The prideful one lacks genuine gratitude. He usually thinks he deserves what is good, that God and others owe it to him. Consequently, he sees no reason to be thankful for what he receives. In fact, he may even complain because he thinks he deserves better. He tends to be critical, complaining, and discontent. The proud person is not in the practice of being thankful toward God and others (2 Chronicles 32:25).


The humble is aware that he has no right to question or judge Almighty God; rather, he unpretentiously asks God for wisdom and forgiveness. He does not see himself as even remotely qualified to question Yahweh. If undesirable things occur, he questions himself and never blames Yahweh (Psalm 51; Romans 3).

The proud complains against and blames God for that which is wrong in his life. He freely and openly murmurs against God and shifts his own blame to Him.

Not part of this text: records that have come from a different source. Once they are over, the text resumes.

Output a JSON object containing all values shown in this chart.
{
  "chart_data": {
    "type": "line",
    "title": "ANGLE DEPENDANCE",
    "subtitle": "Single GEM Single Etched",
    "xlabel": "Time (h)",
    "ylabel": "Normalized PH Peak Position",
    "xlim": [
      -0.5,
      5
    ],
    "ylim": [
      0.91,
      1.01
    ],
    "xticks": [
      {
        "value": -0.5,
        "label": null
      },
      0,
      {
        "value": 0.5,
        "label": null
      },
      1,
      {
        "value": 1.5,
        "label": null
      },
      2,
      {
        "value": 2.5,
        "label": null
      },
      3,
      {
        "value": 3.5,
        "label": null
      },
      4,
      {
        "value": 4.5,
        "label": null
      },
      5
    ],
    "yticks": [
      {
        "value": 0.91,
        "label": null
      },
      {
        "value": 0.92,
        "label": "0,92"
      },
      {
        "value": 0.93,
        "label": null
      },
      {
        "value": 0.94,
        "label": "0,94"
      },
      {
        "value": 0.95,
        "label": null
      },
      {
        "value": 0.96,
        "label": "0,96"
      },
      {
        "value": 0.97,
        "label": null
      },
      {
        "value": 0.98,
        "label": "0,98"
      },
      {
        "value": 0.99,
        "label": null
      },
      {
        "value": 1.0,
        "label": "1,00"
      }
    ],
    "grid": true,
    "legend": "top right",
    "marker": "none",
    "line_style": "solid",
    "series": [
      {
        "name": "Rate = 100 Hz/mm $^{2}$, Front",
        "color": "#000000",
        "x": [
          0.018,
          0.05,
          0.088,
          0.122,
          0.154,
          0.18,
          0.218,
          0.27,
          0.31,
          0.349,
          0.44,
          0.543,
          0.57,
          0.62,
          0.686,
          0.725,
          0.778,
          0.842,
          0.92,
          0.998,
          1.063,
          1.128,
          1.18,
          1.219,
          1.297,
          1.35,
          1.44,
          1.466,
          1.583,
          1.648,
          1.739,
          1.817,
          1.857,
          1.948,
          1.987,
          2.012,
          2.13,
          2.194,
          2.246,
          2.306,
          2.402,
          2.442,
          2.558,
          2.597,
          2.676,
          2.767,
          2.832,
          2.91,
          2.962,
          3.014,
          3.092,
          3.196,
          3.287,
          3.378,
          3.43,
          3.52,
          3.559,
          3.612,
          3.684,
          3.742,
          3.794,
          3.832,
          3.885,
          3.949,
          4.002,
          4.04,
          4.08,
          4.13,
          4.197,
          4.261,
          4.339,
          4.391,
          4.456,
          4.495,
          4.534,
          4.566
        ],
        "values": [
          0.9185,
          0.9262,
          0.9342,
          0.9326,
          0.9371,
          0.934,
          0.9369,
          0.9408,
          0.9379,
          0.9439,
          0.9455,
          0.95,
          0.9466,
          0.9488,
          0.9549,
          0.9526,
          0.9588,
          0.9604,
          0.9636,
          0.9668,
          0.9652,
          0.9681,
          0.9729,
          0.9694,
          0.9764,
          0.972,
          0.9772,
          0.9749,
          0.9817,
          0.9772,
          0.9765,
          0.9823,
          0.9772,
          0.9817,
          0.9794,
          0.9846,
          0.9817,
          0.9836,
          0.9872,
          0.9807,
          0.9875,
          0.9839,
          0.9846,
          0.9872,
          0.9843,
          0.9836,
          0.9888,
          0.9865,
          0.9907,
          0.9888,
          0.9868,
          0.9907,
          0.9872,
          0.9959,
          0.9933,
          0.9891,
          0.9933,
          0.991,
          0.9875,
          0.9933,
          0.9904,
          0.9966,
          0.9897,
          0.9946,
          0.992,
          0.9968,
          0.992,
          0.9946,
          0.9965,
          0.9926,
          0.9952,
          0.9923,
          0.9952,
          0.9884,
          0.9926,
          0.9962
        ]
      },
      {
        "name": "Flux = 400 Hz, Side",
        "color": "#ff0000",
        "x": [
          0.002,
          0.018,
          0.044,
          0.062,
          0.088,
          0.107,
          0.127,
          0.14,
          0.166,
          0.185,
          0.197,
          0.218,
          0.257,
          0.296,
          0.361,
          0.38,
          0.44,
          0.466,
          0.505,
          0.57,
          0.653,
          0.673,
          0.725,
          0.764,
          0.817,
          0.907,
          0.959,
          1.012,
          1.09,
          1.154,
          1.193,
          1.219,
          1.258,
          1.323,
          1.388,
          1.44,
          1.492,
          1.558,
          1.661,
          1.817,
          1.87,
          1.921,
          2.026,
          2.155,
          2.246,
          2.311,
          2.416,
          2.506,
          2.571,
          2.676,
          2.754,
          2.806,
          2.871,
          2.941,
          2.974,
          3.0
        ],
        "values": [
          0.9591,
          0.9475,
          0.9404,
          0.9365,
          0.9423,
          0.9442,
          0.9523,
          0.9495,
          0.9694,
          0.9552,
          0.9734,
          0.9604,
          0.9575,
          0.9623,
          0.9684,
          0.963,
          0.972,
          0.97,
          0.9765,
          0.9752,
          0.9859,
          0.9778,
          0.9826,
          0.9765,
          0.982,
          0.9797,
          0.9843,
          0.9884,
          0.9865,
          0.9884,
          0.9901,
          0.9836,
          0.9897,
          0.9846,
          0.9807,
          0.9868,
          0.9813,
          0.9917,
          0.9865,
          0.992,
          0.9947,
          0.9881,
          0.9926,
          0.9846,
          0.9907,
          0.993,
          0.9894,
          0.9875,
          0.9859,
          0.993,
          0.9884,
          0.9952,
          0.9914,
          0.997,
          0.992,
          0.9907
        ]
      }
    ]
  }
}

He thinks and often proclaims to others, "Look what God has done to me after all I have done for Him" (Numbers 14).


A humble one does not see himself as better than others. He does not forget the sinfulness of his own heart nor the grace and mercy bestowed upon him. When he approaches others who are having problems, he does so with a spirit of kindness and gentleness (Galatians 6:1-10). Regardless of who the other people are or what they have done wrong, he maintains a compassionate, Christ-like attitude (Philippians 2:4-8; Colossians 3:12-16).


The proud compares himself to others and feels good that he is not so bad (2 Corinthians 10:12; Luke 18:9-14). When seeing a fault in others, he is quick to judge and "straighten out" the person and do so with a superior, belligerent attitude. He often tries to force the issue by controlling the person. He is determined to fix what is wrong and to discard those who do not change as he thinks they should. In contrast, the humble knows God is in control and that He honors free will.